Côté francophone, donc MR, socialistes et Engagés. Côté néerlandophone, Groen, Vooruit et l’Open VLD. Le CD&V, qui avait été invité, ne s’est pas présenté. Et c’est là tout le problème. Ces 6 partis prêts à négocier ont une majorité dans le collège francophone. Ils ne l’ont pas dans le collège néerlandophone. Depuis 77 jours, ou presque, Elke Van den Brandt et David Leisterh tentent de convaincre le CD&V de Benjamin Dalle de se joindre à eux. Et depuis 77 jours, ou presque, Benjamin Dalle refuse. Les pressions via l’étage fédéral et Sammy Mahdi (son président de parti) n’y changent rien. Le CD&V n’est pas intéressé pour gouverner à Bruxelles. Il estime être un des perdants de l’élection et ne voit pas pourquoi il dépannerait une majorité minoritaire.
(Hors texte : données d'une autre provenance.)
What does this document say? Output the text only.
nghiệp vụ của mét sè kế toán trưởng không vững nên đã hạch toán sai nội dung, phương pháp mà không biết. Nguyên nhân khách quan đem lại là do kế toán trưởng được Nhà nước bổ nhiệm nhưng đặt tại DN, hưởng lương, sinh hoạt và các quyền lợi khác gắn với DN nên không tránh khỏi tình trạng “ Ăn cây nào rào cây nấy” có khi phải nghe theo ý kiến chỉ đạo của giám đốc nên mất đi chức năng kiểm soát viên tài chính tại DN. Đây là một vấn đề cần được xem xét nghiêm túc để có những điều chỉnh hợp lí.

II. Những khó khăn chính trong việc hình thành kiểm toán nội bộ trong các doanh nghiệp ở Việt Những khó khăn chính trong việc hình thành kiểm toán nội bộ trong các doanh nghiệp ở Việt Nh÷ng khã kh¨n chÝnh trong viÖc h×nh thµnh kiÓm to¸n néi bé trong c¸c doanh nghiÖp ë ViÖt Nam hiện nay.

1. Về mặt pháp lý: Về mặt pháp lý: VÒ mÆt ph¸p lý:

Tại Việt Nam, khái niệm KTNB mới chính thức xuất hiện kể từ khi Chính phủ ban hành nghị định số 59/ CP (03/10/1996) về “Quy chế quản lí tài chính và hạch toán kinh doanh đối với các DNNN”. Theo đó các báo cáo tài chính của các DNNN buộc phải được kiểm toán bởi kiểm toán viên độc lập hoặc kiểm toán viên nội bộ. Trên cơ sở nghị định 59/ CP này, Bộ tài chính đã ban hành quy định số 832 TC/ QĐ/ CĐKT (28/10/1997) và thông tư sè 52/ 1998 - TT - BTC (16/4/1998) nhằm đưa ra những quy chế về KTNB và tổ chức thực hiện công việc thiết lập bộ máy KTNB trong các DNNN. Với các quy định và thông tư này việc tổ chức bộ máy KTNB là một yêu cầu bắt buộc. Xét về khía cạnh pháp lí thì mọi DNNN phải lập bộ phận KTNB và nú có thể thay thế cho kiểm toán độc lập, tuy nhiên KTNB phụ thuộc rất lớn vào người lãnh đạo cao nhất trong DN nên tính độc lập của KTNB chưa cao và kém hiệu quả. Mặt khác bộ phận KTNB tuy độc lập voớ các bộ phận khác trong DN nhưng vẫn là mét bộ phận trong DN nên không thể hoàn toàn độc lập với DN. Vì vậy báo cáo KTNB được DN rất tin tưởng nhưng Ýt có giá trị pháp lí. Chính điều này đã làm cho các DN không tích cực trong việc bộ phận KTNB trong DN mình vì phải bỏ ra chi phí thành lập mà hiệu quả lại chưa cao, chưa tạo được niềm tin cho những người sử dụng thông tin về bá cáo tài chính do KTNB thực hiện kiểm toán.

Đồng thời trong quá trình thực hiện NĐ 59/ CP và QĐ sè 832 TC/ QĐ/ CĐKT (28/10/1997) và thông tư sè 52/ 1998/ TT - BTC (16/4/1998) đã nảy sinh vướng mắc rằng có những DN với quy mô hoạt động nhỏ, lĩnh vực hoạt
Et ce d’autant plus qu’il n’y a que 3 postes de ministres néerlandophones, il ne serait donc même pas assuré de pouvoir siéger à la table du gouvernement.
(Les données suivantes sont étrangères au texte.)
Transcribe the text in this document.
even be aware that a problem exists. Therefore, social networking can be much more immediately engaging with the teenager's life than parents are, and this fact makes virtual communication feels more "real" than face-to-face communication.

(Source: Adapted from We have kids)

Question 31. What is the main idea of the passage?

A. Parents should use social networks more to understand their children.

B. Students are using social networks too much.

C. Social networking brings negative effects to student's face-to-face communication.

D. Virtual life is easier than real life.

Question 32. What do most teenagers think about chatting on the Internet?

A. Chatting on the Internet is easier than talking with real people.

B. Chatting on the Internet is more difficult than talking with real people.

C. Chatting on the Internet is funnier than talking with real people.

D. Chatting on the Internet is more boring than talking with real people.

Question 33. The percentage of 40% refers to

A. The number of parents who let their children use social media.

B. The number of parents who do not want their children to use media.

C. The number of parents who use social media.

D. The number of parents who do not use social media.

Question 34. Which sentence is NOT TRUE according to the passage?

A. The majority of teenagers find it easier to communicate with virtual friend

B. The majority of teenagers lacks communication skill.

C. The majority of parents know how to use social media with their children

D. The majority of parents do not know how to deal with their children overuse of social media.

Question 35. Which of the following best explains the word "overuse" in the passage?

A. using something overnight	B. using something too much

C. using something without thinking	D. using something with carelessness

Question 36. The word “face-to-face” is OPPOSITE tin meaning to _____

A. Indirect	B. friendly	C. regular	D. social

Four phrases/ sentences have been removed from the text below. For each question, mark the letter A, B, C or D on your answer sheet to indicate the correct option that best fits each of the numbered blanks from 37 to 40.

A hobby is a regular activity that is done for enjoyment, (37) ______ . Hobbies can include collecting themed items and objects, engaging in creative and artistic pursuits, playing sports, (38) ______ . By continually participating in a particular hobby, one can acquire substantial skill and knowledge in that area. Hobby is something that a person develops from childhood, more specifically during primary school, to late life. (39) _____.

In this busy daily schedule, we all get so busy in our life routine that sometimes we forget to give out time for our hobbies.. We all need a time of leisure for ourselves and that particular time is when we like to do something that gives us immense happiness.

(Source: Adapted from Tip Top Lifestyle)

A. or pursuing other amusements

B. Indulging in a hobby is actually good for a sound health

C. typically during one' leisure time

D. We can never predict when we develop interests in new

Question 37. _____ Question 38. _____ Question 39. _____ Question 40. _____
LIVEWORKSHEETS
Peut-on commencer à négocier sans le CD&V dans l’espoir qu’il se joigne à la coalition un peu plus tard, une fois par exemple que les négociations à la Région flamande auront abouti ? Ou peut-on tenter le coup de présenter une équipe minoritaire dans le collège néerlandophone et voir si l’un ou l’autre membre de l’opposition ne s’abstiendrait pas au moment du vote sur l’installation ? C’est prendre le risque d’un bricolage constitutionnel. Un bricolage que serait prêt à tenter une partie des négociateurs tant la situation leur semble bloquée. Pourtant, il existe des alternatives. Appeler la N-VA à rejoindre les discussions, deux députés. Ou Fouad Ahidar, qui en compte 3. Cela offrirait plus de stabilité juridique. Mais pour des raisons politiques, les négociateurs aujourd’hui autour de la table s’y refusent. Ils préfèrent continuer à miser sur le CD&V, à croire que celui-ci pourra changer d’avis. Pour rappel, le CD&V a obtenu 5102 voix lors des élections du 9 juin. Il n’a décroché qu’un siège de député. Mais c’est ce siège de député qui peut faire réussir ou capoter la négociation qu’on essaye de lancer.
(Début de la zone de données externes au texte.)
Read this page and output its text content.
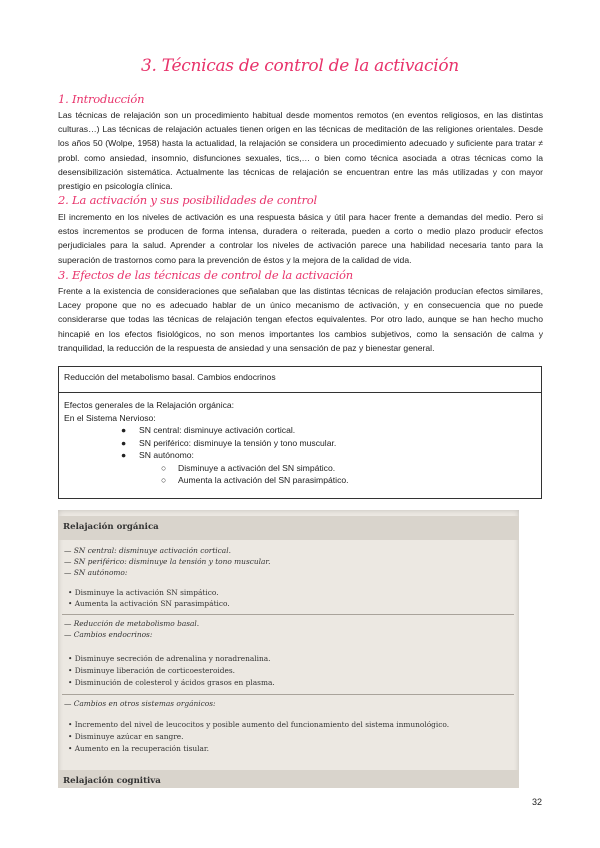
3. Técnicas de control de la activación
1. Introducción
Las técnicas de relajación son un procedimiento habitual desde momentos remotos (en eventos religiosos, en las distintas culturas…) Las técnicas de relajación actuales tienen origen en las técnicas de meditación de las religiones orientales. Desde los años 50 (Wolpe, 1958) hasta la actualidad, la relajación se considera un procedimiento adecuado y suficiente para tratar ≠ probl. como ansiedad, insomnio, disfunciones sexuales, tics,… o bien como técnica asociada a otras técnicas como la desensibilización sistemática. Actualmente las técnicas de relajación se encuentran entre las más utilizadas y con mayor prestigio en psicología clínica.
2. La activación y sus posibilidades de control
El incremento en los niveles de activación es una respuesta básica y útil para hacer frente a demandas del medio. Pero si estos incrementos se producen de forma intensa, duradera o reiterada, pueden a corto o medio plazo producir efectos perjudiciales para la salud. Aprender a controlar los niveles de activación parece una habilidad necesaria tanto para la superación de trastornos como para la prevención de éstos y la mejora de la calidad de vida.
3. Efectos de las técnicas de control de la activación
Frente a la existencia de consideraciones que señalaban que las distintas técnicas de relajación producían efectos similares, Lacey propone que no es adecuado hablar de un único mecanismo de activación, y en consecuencia que no puede considerarse que todas las técnicas de relajación tengan efectos equivalentes. Por otro lado, aunque se han hecho mucho hincapié en los efectos fisiológicos, no son menos importantes los cambios subjetivos, como la sensación de calma y tranquilidad, la reducción de la respuesta de ansiedad y una sensación de paz y bienestar general.
Reducción del metabolismo basal. Cambios endocrinos
Efectos generales de la Relajación orgánica:
En el Sistema Nervioso:
● SN central: disminuye activación cortical.
● SN periférico: disminuye la tensión y tono muscular.
● SN autónomo:
○ Disminuye a activación del SN simpático.
○ Aumenta la activación del SN parasimpático.
Relajación orgánica
— SN central: disminuye activación cortical.
— SN periférico: disminuye la tensión y tono muscular.
— SN autónomo:
• Disminuye la activación SN simpático.
• Aumenta la activación SN parasimpático.
— Reducción de metabolismo basal.
— Cambios endocrinos:
• Disminuye secreción de adrenalina y noradrenalina.
• Disminuye liberación de corticoesteroides.
• Disminución de colesterol y ácidos grasos en plasma.
— Cambios en otros sistemas orgánicos:
• Incremento del nivel de leucocitos y posible aumento del funcionamiento del sistema inmunológico.
• Disminuye azúcar en sangre.
• Aumento en la recuperación tisular.
Relajación cognitiva
32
Aujourd’hui, il y a un constat qui s’impose à tous. C’est le dysfonctionnement structurel des institutions bruxelloises. Ce système de double collège et de représentation garantie de la minorité néerlandophone ne fonctionne plus. Et pire, c’est devenu un facteur de blocage. Il ne fonctionne plus parce qu’on voit très clairement que les candidats qui se présentent dans le groupe linguistique néerlandais ne sont pas toujours néerlandophones. Certains candidats de la liste Team Ahidar ou la liste Viva Palestina auraient pu se présenter du côté francophone. En 2019, c’était la liste Agora ou la liste DierAnimal. Les électeurs eux-mêmes passent d’un collège linguistique à l’autre. Une partie du score d’Elke Van den Brandt, par exemple, provient sans doute d’électeurs francophones. Ce système est aujourd’hui un facteur de blocage, puisqu’il faut au moins le soutien de 9 des 17 élus néerlandophones du parlement régional pour pouvoir former une majorité. C’est donc une évidence sur laquelle il va falloir se pencher dans les prochains mois ou les prochaines années : le système de représentation garantie doit être repensé, et il faut trouver autre chose que ce double collège où, avec un seul élu, on est en mesure de tout bloquer. La démocratie bruxelloise mérite mieux que cela. On ne peut pas s’empêcher d’écarquiller les yeux quand on voit que des négociateurs actuels, qui représentent quand même six partis qui ne sont pas les plus petits, sont désormais tentés ou contraints de jouer la négociation d’un gouvernement à la roulette russe.